INTRODUCTION: One quarter of osteoporotic fractures occur in men. TBS, a gray-level measurement derived from lumbar spine DXA image texture, is related to microarchitecture and fracture risk independently of BMD. Previous studies reported the ability of spine TBS to predict osteoporotic fractures in women. Our aim was to evaluate the ability of TBS to predict clinical osteoporotic fractures in men.
METHODS: 3620 men aged ≥50 (mean 67.6years) at the time of baseline DXA (femoral neck, spine) were identified from a database (Province of Manitoba, Canada). Health service records were assessed for the presence of non-traumatic osteoporotic fracture after BMD testing. Lumbar spine TBS was derived from spine DXA blinded to clinical parameters and outcomes. We used Cox proportional hazard regression to analyze time to first fracture adjusted for clinical risk factors (FRAX without BMD), osteoporosis treatment and BMD (hip or spine).

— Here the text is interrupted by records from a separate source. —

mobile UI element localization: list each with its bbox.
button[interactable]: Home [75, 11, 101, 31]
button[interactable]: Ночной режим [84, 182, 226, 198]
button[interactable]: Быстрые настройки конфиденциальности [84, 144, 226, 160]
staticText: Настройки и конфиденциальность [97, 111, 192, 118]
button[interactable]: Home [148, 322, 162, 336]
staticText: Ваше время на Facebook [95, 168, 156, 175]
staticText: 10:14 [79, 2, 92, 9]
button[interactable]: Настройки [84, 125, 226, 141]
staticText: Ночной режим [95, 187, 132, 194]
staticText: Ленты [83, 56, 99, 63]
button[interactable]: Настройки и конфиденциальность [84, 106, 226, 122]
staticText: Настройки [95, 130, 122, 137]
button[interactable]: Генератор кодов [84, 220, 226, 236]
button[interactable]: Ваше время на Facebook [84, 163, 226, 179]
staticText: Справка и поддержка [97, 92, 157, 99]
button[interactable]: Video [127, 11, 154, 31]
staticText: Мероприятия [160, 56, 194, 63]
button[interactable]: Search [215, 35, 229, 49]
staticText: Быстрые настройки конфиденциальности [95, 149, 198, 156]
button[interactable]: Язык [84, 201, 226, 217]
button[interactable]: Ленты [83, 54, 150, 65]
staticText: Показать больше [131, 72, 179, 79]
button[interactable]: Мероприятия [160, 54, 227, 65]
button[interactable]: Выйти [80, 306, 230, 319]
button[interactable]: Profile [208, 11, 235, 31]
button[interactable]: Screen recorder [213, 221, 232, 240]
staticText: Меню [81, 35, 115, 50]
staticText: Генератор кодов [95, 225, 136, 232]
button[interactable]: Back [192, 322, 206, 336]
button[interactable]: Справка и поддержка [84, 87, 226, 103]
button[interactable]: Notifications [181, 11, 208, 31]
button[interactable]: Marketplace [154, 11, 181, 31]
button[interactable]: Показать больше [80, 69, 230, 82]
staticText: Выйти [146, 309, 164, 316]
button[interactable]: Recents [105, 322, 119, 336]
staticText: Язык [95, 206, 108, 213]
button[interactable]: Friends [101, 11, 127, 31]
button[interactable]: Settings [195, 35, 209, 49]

RESULTS: Mean followup was 4.5years. 183 (5.1%) men sustain major osteoporotic fractures (MOF), 91 (2.5%) clinical vertebral fractures (CVF), and 46 (1.3%) hip fractures (HF). Correlation between spine BMD and spine TBS was modest (r=0.31), less than correlation between spine and hip BMD (r=0.63). Significantly lower spine TBS were found in fracture versus non-fracture men for MOF (p<0.001), HF (p<0.001) and CVF (p=0.003). Area under the receiver operating characteristic curve (AUC) for incident fracture discrimination with TBS was significantly better than chance (MOF AUC=0.59, p<0.001; HF AUC=0.67, p<0.001; CVF AUC=0.57, p=0.032). TBS predicted MOF and HF (but not CVF) in models adjusted for FRAX without BMD and osteoporosis treatment. TBS remained a predictor of HF (but not MOF) after further adjustment for hip BMD or spine BMD.
CONCLUSION: We observed that spine TBS predicted MOF and HF independently of the clinical FRAX score, HF independently of FRAX and BMD in men. Studies with more incident fractures are needed to confirm these findings.